De plus, pour différents groupes de travailleurs, il existe des formes d’organisation autonome et de résistance « quotidienne » qui sont en relation étroite avec la manière spécifique dont la plus-value est extraite de leur travail. Peut être, alors, que le premier pas vers un anti-activisme consisterait à se tourner vers ces luttes quotidiennes et spécifiques. De quelle manière les travailleurs « ordinaires » résistent-ils au capitalisme aujourd’hui ? Quelles opportunités existent déjà dans ces luttes concrètes ? Quels réseaux ont déjà été créés grâce à ces efforts ?

L’adoption d’un tel point de vue qui reconnaîtrait ces formes de lutte et qui s’orienterait dans cette direction nécessiterait quelque chose qui n’est presque pas mentionné dans l’article d’Andrew X : la nécessité d’une théorie pour accompagner la pratique, une théorie qui penserait simultanément le « subjectif » et l’ « objectif », en voyant comment l’un et l’autre s’articulent et s’influencent mutuellement. Tout au long de sa critique du J18, Andrew X ne semble jamais prendre en compte le fait que son inadéquation puisse être attribuée en partie ou totalement à la faiblesse (ou à l’absence totale) de l’analyse.[26]

Nous savons tous que l’une des caractéristique des activistes traditionnels est leur mépris de la théorie — ce n’est quand même pas pour rien qu’on les appelle des activistes. Nous avons tous entendu la voix de ceux qui veulent « agir », et « construire quelque chose », ou « faire quelque chose » plutôt que de perdre leur temps à se creuser la cervelle et à couper les cheveux en quatre sur quelque chose d’aussi stupide que la théorie. C’est une position qui est particulièrement prévalante aux États-Unis où l’anti-intellectualisme de tradition (une force idéologique profondément ancrée dans la société) fait croire aux activistes qu’ils vont avoir l’air élitistes ou de petits bourgeois lettrés s’ils s’engagent dans la réflexion théorique et dans le débat. Et puis, de toute manière, les travailleurs « ordinaires » ne théorisent pas, n’est-ce pas ?

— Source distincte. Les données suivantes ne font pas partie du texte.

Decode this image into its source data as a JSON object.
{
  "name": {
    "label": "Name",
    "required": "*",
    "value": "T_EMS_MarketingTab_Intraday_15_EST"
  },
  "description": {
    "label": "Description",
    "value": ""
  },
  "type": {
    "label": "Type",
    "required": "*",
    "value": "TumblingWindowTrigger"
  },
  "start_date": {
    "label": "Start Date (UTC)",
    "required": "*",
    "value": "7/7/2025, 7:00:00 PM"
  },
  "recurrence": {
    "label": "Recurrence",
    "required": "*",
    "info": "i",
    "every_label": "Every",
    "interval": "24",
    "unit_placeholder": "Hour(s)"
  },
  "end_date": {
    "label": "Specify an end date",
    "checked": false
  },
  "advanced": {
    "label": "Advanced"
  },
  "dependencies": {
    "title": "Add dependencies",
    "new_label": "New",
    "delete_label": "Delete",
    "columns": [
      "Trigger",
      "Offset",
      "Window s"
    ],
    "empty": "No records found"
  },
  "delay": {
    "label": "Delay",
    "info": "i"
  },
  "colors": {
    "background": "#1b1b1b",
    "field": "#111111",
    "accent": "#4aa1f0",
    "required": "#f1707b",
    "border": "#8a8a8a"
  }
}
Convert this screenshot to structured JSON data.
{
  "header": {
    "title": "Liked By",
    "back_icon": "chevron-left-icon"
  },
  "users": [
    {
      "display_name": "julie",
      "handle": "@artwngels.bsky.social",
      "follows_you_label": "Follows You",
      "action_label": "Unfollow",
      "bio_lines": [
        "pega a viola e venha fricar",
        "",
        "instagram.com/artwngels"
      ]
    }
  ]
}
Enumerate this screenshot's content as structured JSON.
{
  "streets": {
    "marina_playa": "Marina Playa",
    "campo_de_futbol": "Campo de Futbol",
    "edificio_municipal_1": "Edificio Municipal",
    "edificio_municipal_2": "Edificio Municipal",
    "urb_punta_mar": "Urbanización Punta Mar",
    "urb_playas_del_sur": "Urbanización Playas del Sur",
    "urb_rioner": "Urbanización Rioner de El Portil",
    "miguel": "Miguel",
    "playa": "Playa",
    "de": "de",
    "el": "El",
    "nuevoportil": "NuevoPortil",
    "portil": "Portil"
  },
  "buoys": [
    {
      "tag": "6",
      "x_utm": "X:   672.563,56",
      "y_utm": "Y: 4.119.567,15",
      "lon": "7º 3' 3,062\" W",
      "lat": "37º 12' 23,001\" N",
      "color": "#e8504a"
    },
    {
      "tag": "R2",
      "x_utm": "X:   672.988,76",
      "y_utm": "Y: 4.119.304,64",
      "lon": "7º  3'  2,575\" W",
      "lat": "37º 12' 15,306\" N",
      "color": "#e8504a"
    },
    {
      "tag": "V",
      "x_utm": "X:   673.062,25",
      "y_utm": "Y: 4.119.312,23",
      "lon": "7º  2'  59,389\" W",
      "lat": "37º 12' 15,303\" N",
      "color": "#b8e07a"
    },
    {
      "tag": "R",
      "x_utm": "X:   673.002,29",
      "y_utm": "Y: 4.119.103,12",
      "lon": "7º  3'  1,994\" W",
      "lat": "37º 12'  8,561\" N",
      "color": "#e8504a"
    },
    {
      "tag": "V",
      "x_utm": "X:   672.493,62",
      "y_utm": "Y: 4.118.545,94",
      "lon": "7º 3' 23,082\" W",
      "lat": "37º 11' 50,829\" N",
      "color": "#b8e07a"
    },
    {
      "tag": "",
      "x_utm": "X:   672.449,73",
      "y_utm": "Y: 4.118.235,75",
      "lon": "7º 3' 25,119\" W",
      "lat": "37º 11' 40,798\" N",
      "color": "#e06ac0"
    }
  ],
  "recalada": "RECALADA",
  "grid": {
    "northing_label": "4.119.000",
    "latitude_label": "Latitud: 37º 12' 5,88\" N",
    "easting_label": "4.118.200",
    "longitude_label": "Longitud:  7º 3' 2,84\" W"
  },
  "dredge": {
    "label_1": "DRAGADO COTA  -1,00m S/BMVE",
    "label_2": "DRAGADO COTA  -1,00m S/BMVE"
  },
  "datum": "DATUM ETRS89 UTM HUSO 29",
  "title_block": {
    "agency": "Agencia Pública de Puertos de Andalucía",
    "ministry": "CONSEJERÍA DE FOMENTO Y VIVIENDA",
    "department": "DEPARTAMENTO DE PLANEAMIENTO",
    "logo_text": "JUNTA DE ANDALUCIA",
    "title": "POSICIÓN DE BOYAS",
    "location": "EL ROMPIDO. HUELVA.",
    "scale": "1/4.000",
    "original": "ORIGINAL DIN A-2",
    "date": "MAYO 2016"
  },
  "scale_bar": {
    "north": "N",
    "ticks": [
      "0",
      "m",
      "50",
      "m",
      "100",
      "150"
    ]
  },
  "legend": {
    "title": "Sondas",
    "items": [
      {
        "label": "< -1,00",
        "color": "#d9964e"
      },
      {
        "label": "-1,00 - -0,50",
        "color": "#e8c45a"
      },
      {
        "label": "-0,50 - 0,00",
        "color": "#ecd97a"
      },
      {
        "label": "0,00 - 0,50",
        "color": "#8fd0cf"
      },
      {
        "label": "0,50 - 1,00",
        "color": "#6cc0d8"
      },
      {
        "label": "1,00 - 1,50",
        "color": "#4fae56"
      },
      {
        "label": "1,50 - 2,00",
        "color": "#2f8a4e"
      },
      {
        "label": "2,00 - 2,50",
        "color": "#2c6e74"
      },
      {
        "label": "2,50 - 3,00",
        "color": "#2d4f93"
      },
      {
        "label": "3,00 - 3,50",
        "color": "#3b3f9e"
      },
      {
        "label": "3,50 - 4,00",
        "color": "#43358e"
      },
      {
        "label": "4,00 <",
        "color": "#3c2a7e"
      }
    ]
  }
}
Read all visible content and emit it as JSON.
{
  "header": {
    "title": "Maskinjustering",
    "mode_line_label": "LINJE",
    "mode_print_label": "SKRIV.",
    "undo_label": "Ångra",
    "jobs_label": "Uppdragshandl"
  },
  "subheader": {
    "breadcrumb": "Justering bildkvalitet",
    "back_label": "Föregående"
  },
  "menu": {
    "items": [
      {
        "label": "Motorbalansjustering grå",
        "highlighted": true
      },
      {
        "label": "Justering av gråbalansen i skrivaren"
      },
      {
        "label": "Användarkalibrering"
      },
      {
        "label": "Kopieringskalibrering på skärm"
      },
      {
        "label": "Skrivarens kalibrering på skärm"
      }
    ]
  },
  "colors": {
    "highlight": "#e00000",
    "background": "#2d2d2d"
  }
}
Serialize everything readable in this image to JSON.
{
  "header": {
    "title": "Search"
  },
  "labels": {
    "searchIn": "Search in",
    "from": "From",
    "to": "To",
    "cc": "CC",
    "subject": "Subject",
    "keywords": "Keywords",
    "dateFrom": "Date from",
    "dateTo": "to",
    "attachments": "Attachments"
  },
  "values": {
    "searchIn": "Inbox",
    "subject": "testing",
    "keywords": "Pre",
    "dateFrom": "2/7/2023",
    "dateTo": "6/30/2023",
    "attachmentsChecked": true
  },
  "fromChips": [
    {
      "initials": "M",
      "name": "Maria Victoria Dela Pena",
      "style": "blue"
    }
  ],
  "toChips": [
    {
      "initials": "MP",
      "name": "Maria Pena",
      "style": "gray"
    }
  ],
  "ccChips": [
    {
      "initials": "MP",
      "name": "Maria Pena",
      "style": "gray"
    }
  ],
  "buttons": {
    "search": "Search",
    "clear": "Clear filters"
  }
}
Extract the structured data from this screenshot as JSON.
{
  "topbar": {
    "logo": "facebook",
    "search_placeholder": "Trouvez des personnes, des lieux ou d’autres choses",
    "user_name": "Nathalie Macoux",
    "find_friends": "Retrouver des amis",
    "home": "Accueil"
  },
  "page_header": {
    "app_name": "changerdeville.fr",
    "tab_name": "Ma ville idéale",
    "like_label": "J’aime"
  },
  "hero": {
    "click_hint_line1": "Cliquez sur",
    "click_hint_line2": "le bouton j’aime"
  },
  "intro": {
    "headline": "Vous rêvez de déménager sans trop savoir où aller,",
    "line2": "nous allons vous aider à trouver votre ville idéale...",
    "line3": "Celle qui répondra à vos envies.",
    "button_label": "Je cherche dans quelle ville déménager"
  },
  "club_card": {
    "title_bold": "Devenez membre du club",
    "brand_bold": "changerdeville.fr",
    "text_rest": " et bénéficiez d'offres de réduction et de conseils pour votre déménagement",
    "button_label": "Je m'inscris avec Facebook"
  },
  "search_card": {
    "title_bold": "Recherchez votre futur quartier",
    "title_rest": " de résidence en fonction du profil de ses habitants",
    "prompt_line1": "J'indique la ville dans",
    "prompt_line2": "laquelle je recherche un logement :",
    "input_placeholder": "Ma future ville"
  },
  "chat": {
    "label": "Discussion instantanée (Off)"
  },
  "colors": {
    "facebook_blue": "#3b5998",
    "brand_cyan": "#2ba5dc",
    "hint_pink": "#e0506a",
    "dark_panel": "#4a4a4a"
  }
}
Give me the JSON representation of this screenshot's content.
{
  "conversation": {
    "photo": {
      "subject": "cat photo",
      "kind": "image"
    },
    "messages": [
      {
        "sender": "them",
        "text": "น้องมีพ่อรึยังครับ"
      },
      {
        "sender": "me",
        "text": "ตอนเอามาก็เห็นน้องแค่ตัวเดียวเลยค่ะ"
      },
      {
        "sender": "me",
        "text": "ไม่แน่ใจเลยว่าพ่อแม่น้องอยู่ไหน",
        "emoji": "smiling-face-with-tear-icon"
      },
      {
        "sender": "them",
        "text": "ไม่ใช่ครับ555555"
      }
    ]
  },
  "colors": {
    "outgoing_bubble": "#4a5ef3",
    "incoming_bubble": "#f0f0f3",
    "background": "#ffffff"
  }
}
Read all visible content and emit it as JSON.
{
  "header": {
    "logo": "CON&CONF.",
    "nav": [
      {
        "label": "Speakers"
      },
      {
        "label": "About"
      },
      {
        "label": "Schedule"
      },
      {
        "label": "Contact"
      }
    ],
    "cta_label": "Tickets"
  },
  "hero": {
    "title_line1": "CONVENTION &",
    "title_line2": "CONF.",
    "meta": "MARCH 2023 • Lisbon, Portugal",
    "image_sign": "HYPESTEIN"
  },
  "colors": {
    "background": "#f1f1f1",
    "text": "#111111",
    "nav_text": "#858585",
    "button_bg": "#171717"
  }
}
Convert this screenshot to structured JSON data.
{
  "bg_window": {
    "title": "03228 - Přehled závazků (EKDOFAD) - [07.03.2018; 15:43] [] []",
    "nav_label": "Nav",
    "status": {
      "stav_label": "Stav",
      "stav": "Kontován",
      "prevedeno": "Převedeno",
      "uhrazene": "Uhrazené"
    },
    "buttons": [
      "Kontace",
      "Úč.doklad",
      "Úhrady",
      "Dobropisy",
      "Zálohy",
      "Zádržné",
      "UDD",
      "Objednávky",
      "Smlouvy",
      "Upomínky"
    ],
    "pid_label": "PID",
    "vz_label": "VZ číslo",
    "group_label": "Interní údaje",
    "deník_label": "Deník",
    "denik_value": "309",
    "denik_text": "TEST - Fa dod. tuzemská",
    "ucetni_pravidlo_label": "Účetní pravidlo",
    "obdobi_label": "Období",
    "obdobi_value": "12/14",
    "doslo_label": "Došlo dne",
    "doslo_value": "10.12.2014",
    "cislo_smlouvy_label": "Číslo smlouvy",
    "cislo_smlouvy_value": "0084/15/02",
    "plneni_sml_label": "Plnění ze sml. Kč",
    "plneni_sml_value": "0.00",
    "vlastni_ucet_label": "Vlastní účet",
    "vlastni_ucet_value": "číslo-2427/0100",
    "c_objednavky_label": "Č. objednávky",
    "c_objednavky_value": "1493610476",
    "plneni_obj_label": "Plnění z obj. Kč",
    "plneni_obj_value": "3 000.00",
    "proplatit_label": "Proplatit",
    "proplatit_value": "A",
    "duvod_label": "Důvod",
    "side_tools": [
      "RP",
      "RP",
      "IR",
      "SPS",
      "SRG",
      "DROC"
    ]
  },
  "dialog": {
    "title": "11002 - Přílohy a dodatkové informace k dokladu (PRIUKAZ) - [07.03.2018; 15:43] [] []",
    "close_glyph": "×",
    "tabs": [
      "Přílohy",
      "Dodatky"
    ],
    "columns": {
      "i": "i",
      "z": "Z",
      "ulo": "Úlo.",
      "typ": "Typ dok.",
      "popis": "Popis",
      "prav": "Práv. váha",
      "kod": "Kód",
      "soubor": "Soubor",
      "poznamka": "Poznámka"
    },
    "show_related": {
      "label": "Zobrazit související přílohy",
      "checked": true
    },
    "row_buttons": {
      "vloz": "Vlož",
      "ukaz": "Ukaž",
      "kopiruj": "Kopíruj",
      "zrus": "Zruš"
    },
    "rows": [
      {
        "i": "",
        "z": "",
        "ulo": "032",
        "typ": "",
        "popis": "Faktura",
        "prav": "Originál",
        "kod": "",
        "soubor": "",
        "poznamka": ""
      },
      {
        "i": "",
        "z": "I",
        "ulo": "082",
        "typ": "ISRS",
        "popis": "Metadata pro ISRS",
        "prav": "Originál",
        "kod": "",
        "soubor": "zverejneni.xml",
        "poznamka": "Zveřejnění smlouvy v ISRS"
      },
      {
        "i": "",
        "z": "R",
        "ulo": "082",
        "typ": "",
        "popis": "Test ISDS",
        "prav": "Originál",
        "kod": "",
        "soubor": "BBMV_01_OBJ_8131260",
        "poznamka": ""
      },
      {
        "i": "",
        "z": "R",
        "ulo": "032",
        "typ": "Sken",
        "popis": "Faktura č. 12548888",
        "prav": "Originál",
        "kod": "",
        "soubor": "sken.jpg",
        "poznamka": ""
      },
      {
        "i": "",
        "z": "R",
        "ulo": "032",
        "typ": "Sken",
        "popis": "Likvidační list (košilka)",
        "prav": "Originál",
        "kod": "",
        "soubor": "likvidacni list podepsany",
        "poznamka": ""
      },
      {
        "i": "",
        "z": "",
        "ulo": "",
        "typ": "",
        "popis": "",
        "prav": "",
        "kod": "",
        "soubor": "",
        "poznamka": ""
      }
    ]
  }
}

C’est du moins l’idée que les activistes se font des travailleurs. Mais Marx fut content lorsqu’il apprit que la première traduction française du Capital allait être publiée sous forme de feuilleton parce qu’il pensait que cela allait le rendre plus abordable pour les travailleurs « ordinaires » qui auraient donc ainsi plus de chances de le lire. A l’évidence, Marx ne pensait pas que cela dépasserait leurs capacités de compréhension, ni que son contenu n’avait aucun rapport avec leurs luttes quotidiennes.

Peut être que l’incapacité d’Andrew X à identifier la théorie comme le réel point faible du mouvement activiste donne la mesure de sa propre incapacité à s’échapper de la « mentalité activiste ». Cette timidité par rapport à la théorie est un boulet caché de l’activisme qui se transpose et qui continue à affliger beaucoup de ceux qui essayent de se libérer de l’activisme.

Le genre de théorie que j’ai en tête se trouve par exemple dans des exemples divers d’analyse de « composition des classes » qui incluent les travaux de Sergio Bologna, les premiers travaux de Tony Negri, ceux du collectif Midnight Notes, le Remaking of the U.S. Working Class de Loren Golner ou plus récemment les enquêtes de Kolinko sur les centres d’appels [NdT : call centers] en Allemagne et l’article de Curtis Price Fragile Prosperity ? Fragile Social Peace ? Notes on the U.S. (les deux derniers sont publiés dans Collective Action Notes).[27] Un des premiers exemples de théorie sur la « composition des classes » a peut être été La condition de la classe ouvrière en Angleterre en 1845 par Friedrich Engels.

On ne peut faire exploser un lien social

Ces analyses sont loin du déterminisme économique de la « théorie » marxiste. Et c’est en prenant le point de vue de cette analyse de la composition des classes que je parle de la « nécessité historique » qui conditionne l’existence des groupes sociaux. Cette nécessité est en dernière instance générée par l’humain, mais elle apparaît sous une forme aliénée parce qu’elle est court-circuitée par le système de production capitaliste des marchandises. Nous ne sommes pas les esclaves de forces impersonnelles — l’économie ou que sais-je encore .Mais pourtant la dynamique humaine collective par laquelle les groupes sociaux et les professions (flics, curés, activistes) émergent de la division du travail ne peut être niée ou renversée par des actes de volonté individuelle, ce qui correspond au niveau auquel Andrew X situe le problème.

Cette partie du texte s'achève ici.